Stories recently appearing in the news about social media use include the Twitter-based goading between Ignatieff and Harper to have a one-on-one debate, outrage over Green Party leader Elizabeth May's exclusion from the leaders' debates and the Liberal party's plan to stream its platform announcement live on the internet while taking questions from the Twitterverse.

But also making the media rounds are the inevitable 140-character Twitter gaffes. Conservative backbencher Cheryl Gallant recently apologized for calling Michael Ignatieff "Igaffi" in an apparent comparison to Libyan leader Moammar Gadhafi. And Nova Scotia Senator Michael MacDonald was blasted after calling two reporters "pathetic" in a Tweet. He told the Hill Times he's now taking a break from the tool.

"There's more danger on the downside right now than there is potential on the upside," said Murray.

The truth is no one knows how much impact social media has when it comes to the ballot box or swaying the voters, says Daniel Rubenson, an assistant professor in politics at Ryerson University.

"It's actually quite difficult to discern what effect social media is going to have on turnout or the election campaign," said Rubenson. "It's still a relatively new set of technologies, set of tools and there hasn't been that much systematic, rigorous analysis on the effects of it."

The common perception is that the key demographic targeted via social media is youth — a demographic also the least likely to vote.

In the last election — which saw the lowest voter turnout in history with 59 per cent of registered voters casting their ballots — a dismal 37 per cent of youth (aged 18-24) went to the polls. Compare that to 68 per cent of those aged 65 to 74, and it's easy to see why seniors are seen as key to securing an electoral win.

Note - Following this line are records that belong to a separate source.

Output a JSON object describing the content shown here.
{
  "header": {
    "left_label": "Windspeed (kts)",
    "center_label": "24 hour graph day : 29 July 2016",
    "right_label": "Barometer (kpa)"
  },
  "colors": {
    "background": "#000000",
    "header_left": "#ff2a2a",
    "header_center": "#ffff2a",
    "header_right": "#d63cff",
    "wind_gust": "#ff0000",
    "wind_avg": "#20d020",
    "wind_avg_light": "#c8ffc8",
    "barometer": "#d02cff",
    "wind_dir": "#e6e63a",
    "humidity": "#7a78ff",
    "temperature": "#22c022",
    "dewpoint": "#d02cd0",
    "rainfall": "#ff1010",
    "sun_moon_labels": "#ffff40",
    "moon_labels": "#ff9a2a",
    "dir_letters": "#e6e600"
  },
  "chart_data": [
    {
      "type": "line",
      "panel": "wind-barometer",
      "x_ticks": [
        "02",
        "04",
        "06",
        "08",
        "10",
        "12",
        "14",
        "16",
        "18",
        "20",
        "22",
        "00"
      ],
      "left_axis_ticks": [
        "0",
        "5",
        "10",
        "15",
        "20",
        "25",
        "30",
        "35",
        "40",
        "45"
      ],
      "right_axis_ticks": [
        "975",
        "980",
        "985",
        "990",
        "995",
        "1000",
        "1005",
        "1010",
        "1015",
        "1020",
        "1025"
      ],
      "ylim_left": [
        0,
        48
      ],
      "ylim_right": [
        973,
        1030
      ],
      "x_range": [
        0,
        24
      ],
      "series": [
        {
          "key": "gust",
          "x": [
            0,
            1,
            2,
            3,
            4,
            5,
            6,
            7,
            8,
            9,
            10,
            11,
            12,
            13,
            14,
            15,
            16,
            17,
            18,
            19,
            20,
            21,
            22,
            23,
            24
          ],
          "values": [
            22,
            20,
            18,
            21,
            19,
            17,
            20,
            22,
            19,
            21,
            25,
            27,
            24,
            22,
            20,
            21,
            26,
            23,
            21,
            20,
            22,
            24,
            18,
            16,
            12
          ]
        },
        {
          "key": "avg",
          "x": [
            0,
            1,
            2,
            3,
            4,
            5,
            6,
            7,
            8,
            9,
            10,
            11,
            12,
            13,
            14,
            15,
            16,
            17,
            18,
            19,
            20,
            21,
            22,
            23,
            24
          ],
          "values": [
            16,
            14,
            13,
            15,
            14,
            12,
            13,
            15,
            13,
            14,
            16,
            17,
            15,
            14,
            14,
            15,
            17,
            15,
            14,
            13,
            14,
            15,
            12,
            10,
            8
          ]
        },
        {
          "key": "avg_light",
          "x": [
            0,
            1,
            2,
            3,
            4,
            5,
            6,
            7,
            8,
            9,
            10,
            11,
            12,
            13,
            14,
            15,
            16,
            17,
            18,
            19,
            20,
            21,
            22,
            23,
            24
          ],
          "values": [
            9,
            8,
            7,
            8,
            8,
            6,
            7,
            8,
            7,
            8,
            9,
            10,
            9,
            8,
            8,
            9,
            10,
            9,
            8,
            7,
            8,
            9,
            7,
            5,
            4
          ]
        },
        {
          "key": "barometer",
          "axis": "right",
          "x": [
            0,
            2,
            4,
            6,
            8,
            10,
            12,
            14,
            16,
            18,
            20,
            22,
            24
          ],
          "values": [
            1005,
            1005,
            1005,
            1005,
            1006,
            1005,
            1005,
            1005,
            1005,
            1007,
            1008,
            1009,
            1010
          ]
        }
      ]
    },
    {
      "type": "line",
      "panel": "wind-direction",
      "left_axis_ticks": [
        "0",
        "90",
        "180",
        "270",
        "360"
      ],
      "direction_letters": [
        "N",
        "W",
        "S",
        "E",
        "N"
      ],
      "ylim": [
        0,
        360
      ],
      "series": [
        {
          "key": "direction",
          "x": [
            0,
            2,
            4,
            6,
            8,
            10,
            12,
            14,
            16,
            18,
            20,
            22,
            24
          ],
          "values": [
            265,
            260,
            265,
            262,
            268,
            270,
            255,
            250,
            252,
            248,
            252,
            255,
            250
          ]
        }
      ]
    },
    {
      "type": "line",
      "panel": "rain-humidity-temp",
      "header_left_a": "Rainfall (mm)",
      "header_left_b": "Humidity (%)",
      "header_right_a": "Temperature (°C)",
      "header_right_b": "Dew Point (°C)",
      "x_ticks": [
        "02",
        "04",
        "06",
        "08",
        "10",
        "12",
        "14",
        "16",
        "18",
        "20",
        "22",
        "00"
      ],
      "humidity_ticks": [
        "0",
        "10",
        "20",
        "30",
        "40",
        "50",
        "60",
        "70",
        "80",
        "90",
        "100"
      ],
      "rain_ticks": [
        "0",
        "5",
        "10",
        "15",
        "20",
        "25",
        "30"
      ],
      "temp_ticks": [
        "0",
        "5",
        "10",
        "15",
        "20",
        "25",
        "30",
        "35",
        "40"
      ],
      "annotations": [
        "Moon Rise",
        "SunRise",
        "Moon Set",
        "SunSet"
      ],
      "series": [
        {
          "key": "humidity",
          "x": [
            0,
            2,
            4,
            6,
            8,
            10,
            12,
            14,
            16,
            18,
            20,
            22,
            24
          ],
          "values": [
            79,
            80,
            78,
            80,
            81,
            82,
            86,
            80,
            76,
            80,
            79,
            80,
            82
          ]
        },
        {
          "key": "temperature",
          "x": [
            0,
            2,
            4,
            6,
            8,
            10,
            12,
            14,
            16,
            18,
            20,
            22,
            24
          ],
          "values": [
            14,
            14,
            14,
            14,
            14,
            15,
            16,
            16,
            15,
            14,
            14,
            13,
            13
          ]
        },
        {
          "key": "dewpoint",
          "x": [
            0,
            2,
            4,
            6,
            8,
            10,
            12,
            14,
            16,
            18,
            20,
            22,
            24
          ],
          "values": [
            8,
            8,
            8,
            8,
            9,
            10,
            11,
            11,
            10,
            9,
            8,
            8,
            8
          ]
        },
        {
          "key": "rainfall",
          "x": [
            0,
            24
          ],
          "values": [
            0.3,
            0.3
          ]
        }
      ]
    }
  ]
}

New Canadians have also been targeted in this campaign by the Conservatives eager to secure a majority. A recent study by Environics Analytics suggest an online campaign might reach that demographic.

The study by Environics Analytics and the digital strategy firm Delvinia suggested that young, upwardly mobile immigrants living in Canada's largest cities are more likely to be the creators of social media.

The online study of 23,144 people measured the frequency of use of 10 social media platforms and found newcomers from China, India and the Philippines were more active because of their youth, sociability, desire to stay in contact with overseas relatives and homeland tradition of mobile phone use.

Those who followed social media, but didn't participate as much, tended to be older suburbanites with established families. And those opting out altogether included small-town seniors, farmers, blue collar workers and risk-averse suburban families.

For Jen Evans, founder and chief strategist of Sequentia Environics, that just means tremendous growth potential.

"We may be early days yet there is obviously an attraction to the format," said Evans.

"One of the reasons for apathy is voters feel very removed from the process and this brings them much more into the back and forth of what's happening," said Evans. "It's almost like the House of Commons coming into an arena where they can see and engage in the debate."

And while social media may not be producing tangible benefits just yet, Kyle says, it would be detrimental for a politician to ignore the sphere altogether.

Those embracing the medium come across as "innovative and young and connected," he says.

"Even for people who don't use a computer much to hear that one of the politicians is completely disconnected and uncomfortable with new media, I think would reflect very badly."